印刷では黒に深みを増すためにリッチブラックという手法をよく使う。印刷の世界では同じ黒でも微妙な違いを表現してきた。しかし、これをモニター上で表現することは難しい。

例えば、C-40 M-40 Y-40 K-100のリッチブラックをPhotoshop CS3で設定すると、R-17 G-0 B-0になり、赤みを帯びた色になり、「ブラック」とは言い難い色になる。逆に、RGBの黒 R-0 G-0 B-0を設定すると、C-93 M-88 Y-89 K-80になる。この四色の合計すると350になるので、フィルムセッターの機種によっては受け付けてもらえないかもしれない。さらに、K-100のみの設定にした場合、RGBはそれぞれ37 30 28になり、モニター上で濁ったダークグレーに見える。

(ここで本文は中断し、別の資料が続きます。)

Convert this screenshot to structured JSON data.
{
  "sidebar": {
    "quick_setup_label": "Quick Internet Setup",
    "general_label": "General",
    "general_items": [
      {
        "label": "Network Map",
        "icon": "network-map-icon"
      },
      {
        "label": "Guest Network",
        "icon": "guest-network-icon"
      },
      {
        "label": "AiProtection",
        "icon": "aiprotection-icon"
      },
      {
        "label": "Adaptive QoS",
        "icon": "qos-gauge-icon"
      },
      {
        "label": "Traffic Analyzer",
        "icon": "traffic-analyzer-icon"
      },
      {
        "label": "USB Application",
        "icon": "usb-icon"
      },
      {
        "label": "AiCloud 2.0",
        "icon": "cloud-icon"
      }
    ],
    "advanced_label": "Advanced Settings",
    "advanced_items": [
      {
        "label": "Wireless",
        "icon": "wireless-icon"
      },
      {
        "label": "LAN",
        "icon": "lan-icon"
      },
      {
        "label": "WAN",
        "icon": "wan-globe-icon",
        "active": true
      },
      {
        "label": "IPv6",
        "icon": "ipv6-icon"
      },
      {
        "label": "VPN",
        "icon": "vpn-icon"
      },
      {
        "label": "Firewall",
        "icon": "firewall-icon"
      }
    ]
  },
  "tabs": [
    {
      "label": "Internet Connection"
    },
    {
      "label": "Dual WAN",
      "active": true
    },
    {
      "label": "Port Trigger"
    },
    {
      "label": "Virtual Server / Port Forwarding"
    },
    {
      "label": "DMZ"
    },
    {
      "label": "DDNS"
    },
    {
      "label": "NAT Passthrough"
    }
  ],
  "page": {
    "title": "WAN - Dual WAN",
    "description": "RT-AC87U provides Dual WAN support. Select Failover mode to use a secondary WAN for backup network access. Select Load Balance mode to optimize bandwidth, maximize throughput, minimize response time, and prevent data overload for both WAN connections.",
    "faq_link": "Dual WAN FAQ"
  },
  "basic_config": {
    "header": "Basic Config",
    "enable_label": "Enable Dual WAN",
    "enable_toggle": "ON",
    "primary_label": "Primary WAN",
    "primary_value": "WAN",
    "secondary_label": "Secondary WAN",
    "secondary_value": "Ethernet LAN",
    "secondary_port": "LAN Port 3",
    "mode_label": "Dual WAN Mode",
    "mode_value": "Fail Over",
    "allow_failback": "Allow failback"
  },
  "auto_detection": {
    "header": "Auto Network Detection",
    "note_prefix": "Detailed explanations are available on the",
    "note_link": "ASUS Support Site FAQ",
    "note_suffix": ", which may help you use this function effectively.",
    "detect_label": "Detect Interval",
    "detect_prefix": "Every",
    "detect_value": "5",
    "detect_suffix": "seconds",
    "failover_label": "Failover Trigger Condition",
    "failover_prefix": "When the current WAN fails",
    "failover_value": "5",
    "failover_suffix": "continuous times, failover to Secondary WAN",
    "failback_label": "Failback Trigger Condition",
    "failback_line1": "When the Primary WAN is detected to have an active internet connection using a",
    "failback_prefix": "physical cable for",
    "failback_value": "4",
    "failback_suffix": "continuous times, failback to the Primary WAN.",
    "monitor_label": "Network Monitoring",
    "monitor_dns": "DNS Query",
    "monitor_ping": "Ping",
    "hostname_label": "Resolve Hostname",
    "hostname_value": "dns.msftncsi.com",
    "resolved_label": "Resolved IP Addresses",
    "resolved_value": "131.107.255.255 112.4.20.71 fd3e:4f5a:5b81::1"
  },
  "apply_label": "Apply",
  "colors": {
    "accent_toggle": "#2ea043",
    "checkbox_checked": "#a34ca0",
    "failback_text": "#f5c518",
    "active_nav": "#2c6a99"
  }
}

CMYKでは理論上1億以上の色数(101×101×101×101)が存在することになるが、RGB(8bit)では1677万色(256×256×256)くらいしか色数が無い。さらに、CMYKの色域とRGBの色域ではRGBのほうが大きい。すなわち、この二つは初めから相容れないもので、部分的にしか置き換えることができない。そもそも、減法混色と加法混色とでは、前者は色を加えていけば黒に近づくが、後者は白に近くなるので、その根本が全く逆である。

リッチブラックのように、WEBの世界で色出しをするときに微妙な色を表現できなくて残念に思うことが多々ある。もちろん、RGBの色域はCMYKの色域より広いので、RGBでしか出せない色も多い。けれども、最近の傾向として、印刷物の色がRGBに近づきそれを乗り越えようとしているように思える。以前はCMYKのEPS形式で入稿していた画像データを、今ではRGBのPSD形式で入稿するようになってきている。さらに、ハイデルベルグ社のSuper Fine Color 7色のように印刷でもRGBに近い色域で印刷できるようになってきている。印刷物における色の表現が広がり、WEBや映像との連携をさらに深められるようになればいいと思った。